Included in the budget was a provision to eliminate the estate tax — something Adams said he worked hard to get added to the bill.

“To be honest, it couldn’t have happened without others playing a role, too,” Adams said. “It was quite an accomplishment for a tax that has been around for over 116 years.”

A second issue Adams addressed last year was the passage of House Bill 133, which allowed for drilling on state-owned property. Adams said the measure could add additional revenue into the Ohio Department of Natural Resources’ coffers for a back-log of capital improvement projects.

“It was designed for whatever dollars are raised by auctioning off parcels for drilling rights, those dollars would go to much needed relief of half a billion dollar back-log of capital improvement projects in our state parks,” Adams said. “One amendment we had to get in was that 25 percent of the dollars brought in had to stay from whatever park or state land it was from. The remaining 75 percent can be used for any park for capital improvements.”

Turning his attention to this year, Adams said his GOP colleagues have a caucus meeting on Monday to layout their goals and strategy for 2012. With it being an election year, Adams said it should be a busy year.

“There are still concerns with the bureau of workers compensation and what it costs businesses in Ohio,” Adams said. “There are changes that need to be looked at and made to ease the expense side of businesses in Ohio.”

Adams also stressed the importance of addressing the state’s five budget plans to make sure the systems remain solvent.

“At some point, I don’t know when it will happen, but the five pension plans of the state have to be addressed at some point,” Adams said. “I believe three out of the five simply do not meet their 30-year funding obligations. They are only meeting their obligations to the tune of 73 percent. The question is how do you solve the problem of meeting the requirement of making sure they are meeting their 30-year obligation of solvency.”
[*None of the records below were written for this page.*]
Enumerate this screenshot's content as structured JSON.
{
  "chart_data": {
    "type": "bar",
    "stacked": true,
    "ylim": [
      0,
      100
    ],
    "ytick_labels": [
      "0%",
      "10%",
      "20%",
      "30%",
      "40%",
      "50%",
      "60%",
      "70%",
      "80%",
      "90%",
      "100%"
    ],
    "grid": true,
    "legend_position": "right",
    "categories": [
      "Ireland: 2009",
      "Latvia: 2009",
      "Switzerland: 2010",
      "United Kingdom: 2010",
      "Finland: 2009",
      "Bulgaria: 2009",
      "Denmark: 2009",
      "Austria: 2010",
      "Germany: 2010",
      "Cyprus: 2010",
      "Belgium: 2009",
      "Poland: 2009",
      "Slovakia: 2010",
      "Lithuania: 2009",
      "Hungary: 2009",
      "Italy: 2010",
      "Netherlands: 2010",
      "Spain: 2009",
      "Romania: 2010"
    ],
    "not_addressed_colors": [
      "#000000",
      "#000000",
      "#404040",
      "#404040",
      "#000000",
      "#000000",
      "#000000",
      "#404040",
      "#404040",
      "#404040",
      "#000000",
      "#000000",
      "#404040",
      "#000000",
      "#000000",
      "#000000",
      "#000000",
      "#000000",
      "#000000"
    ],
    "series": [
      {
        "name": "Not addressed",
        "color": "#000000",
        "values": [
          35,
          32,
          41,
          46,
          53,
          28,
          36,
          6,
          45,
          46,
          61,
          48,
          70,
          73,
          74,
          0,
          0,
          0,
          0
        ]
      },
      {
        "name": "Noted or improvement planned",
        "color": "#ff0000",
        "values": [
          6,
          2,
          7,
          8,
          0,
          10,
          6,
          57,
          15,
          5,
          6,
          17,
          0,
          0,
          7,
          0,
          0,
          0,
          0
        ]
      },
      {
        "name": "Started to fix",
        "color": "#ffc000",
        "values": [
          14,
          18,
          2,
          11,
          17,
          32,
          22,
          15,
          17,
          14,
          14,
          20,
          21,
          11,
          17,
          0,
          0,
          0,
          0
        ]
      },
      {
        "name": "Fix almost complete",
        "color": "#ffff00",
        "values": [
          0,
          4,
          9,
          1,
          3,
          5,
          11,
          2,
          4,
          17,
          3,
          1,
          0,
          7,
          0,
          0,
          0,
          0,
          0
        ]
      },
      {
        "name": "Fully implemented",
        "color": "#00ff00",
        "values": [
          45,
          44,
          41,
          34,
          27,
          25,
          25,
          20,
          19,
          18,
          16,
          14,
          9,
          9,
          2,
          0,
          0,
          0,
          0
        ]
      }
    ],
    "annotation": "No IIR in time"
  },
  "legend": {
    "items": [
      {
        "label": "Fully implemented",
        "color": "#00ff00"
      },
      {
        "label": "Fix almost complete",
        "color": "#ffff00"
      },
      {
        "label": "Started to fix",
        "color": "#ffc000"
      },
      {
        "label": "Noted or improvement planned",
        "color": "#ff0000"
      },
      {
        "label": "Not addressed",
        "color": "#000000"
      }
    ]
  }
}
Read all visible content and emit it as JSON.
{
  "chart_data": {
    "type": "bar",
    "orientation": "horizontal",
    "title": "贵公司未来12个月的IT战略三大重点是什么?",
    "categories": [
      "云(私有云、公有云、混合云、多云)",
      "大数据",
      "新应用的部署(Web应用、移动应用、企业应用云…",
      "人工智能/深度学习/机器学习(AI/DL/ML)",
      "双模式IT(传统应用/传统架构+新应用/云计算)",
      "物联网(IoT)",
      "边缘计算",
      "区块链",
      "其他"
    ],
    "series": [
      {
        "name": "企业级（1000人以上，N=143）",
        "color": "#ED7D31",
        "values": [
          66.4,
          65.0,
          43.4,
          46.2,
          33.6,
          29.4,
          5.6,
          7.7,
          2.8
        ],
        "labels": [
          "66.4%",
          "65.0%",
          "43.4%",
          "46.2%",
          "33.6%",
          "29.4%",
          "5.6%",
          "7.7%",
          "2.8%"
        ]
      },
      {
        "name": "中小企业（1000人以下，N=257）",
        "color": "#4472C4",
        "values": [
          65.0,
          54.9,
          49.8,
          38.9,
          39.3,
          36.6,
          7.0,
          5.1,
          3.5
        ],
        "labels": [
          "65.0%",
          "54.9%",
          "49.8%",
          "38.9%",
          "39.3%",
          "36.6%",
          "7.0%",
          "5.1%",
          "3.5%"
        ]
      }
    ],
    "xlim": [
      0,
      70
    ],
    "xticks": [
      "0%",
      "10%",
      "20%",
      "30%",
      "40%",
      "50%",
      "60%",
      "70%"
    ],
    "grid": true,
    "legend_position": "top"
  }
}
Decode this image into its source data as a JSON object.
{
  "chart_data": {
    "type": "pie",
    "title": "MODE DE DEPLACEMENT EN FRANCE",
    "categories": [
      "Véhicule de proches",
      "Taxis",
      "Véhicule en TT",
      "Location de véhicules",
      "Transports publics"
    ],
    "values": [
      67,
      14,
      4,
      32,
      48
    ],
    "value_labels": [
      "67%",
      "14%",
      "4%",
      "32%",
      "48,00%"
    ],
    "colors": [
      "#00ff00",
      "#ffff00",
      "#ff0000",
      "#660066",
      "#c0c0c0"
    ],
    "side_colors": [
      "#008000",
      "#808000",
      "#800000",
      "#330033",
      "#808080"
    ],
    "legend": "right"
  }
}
With 2012 comes new state House and Senate districts for Ohio. During the apportionment process, Auglaize County was carved into two new House and Senate districts and if re-elected, Adams would no longer represent any portion of Auglaize County.

“The voters in Auglaize County have always been good to me,” Adams said. “If I’m elected, I’d be in the 85th district, but I will continue to represent Auglaize County through 2012.”

Under the new districts, Auglaize County now falls in the 82nd and 84th House Districts. The cities of St. Marys and Wapakoneta as well as the village of Buckland and the townships of Moulton, Noble, Salem and parts of St. Marys are in the 82nd House District, which also includes Defiance, Paulding and Van Wert counties. The rest of Auglaize County, including the villages of New Bremen, New Knoxville, Minster, Waynesfield and Cridersville and portions of St. Marys Township, fall in the 84th House District, which also includes Mercer County and parts of Darke and Shelby counties. The portions of Auglaize County that fall within the 82nd House District are part of the 1st Senate District and those in the 84th House District are part of the 12th Senate District. Auglaize County remains in the 4th U.S. Congressional District.